In particular, I am arguing that there is considerable difference between male and female reproductive outcomes and lifespans, and the architecture of its impact on the human social structure throughout human history in both the East and the West. Certainly, in any society that uses harems where a single male operates as the sperm donor for a cadre of female offspring producers, that genetic archaeology is very different in comparison with an egalitarian population where men and women operate monogamously. The same of course would be true for the Mormon populations of the U.S. West or other groups where a single male has exclusive access to a group of several or more females. Genghis Khan is an outstanding example in Mongolian cultural history as are some of his ancestors. The Arab World is notorious for similar behaviors such as with Mohammed bin Awad bin Laden, the father of al-Qaeda’s Osama bin Laden who fathered seventy-seven children with twenty-two wives or various emperors in China or India.

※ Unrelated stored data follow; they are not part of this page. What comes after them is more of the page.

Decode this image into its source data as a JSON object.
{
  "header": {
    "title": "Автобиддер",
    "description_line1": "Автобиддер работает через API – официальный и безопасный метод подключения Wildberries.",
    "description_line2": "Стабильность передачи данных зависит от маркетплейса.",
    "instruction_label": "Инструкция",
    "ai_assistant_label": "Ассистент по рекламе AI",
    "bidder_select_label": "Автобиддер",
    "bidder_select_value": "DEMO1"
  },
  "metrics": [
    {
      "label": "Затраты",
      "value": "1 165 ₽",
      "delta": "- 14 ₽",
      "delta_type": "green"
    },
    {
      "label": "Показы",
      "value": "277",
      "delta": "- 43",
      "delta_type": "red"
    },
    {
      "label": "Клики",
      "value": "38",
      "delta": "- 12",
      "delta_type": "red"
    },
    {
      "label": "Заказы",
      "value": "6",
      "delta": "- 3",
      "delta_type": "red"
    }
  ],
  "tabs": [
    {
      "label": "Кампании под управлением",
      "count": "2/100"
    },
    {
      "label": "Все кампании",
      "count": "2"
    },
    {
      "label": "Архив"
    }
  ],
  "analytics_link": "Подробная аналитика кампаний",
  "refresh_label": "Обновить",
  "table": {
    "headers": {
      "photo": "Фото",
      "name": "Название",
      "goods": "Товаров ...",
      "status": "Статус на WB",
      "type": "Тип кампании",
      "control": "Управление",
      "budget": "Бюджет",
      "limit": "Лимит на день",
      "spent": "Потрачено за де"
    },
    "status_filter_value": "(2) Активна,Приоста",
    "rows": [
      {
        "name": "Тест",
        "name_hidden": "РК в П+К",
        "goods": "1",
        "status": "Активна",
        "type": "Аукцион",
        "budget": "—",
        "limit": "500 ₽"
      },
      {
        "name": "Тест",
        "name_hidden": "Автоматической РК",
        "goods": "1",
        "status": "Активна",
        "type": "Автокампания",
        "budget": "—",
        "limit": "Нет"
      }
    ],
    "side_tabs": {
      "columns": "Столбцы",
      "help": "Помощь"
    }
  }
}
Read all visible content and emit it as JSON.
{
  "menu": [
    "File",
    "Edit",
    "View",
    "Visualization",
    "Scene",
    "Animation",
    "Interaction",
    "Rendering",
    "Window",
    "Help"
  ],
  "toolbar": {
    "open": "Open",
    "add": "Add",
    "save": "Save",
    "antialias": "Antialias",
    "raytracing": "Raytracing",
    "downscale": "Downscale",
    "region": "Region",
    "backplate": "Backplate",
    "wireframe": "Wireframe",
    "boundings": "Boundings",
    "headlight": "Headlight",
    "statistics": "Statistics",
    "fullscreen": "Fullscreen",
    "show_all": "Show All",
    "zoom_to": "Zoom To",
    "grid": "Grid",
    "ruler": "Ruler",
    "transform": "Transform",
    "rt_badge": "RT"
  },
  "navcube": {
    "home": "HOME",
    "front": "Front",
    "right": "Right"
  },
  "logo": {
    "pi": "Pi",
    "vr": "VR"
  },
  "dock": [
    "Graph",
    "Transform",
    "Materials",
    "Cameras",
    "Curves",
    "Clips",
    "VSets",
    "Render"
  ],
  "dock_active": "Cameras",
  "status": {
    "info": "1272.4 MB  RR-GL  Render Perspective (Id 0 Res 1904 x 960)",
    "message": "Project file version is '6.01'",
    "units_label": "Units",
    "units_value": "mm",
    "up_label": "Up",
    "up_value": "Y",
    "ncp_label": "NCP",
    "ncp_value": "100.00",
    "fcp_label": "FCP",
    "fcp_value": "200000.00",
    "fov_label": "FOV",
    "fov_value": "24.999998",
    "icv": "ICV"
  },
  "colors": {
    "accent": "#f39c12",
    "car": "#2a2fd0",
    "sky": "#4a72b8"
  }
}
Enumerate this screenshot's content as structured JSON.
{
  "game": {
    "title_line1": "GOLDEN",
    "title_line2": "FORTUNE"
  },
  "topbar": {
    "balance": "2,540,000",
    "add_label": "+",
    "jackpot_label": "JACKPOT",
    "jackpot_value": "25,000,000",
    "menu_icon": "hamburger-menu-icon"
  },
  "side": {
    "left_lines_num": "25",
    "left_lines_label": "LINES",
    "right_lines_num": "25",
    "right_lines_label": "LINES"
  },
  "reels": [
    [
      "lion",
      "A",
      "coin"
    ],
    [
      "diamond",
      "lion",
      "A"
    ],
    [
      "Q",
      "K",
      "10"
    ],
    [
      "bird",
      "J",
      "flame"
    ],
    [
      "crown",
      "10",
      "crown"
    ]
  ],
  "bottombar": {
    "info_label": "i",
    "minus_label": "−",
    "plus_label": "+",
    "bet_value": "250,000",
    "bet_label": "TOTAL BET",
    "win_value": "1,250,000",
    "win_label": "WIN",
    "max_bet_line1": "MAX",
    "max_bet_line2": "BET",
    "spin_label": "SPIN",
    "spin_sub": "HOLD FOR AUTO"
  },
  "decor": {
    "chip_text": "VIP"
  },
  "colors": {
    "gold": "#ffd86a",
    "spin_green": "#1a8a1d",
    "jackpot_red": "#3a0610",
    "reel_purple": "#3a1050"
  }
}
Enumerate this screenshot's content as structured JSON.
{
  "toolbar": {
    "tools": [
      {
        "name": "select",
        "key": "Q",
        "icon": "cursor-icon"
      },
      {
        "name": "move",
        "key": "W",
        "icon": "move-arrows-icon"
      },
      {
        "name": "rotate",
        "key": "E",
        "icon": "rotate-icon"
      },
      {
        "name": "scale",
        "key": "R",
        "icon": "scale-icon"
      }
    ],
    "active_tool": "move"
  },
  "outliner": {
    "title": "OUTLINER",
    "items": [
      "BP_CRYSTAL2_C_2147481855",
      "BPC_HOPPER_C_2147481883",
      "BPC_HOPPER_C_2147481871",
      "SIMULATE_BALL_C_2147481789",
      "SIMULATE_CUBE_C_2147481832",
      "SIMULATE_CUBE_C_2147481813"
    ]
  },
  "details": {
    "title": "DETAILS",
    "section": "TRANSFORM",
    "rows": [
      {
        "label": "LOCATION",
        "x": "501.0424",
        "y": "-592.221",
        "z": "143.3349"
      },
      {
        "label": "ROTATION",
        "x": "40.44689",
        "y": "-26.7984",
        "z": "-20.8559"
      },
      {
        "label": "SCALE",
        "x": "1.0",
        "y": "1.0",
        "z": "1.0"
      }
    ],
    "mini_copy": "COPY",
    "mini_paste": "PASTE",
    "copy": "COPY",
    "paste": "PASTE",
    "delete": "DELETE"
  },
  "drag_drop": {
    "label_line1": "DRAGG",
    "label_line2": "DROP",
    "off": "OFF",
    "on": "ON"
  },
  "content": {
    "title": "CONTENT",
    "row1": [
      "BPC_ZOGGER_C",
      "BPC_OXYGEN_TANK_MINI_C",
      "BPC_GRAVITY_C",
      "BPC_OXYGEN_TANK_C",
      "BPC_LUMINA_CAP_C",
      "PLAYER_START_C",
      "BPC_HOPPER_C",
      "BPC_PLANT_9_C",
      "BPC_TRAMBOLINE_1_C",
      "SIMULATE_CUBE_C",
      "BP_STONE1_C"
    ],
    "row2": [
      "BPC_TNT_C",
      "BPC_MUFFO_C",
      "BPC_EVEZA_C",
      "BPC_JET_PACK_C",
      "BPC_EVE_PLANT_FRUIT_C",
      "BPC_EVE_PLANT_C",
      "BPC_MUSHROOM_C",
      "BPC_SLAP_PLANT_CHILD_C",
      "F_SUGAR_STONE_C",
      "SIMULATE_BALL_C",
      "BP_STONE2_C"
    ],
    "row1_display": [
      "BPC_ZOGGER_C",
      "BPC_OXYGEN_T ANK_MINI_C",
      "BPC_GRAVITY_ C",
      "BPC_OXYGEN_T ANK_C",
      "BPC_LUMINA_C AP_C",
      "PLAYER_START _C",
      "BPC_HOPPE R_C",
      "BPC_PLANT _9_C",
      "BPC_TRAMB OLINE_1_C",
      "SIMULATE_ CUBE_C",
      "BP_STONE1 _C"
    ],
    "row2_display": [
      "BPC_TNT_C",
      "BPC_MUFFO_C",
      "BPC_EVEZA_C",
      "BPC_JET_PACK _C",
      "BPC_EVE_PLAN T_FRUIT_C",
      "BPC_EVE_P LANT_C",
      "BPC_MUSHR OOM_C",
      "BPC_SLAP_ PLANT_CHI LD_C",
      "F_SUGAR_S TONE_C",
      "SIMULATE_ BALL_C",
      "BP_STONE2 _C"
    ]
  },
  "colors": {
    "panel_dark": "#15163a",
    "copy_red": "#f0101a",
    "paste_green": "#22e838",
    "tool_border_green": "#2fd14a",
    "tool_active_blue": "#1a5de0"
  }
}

Even Charlemagne of the Franks in the annals of Western European history fathered eighteen children with four wives and five known concubines, as so many Normans later inordinately contributed to the birthing expansion of their related populations in Normandy, England or Sicily. It is a different take than Thomas Malthus suggested in the science of propagation patterns he had proposed. It is also quite a departure from the scientifically presumptive history that most males will father offspring reasonably equally with that of females in given populations. It seems that the sperm pools of many populations are limited to small male groups that disproportionately seed the DNA chain.
Secondly, the lifespans of women are – because of the perils of childbirth – probably very different in pattern and contribution than the male patterns. In fact, in Early American history as an empirical demonstration, it seems that a visit to any New England or pre-Civil War eastern cemetery would demonstrate the patrilocal/patrilineal foundation for the constancy of the family and its continuation versus that of the female. Many males had two, three, four and sometimes five wives during the course of their lives, with men frequently marrying women ten to twenty or thirty years their junior.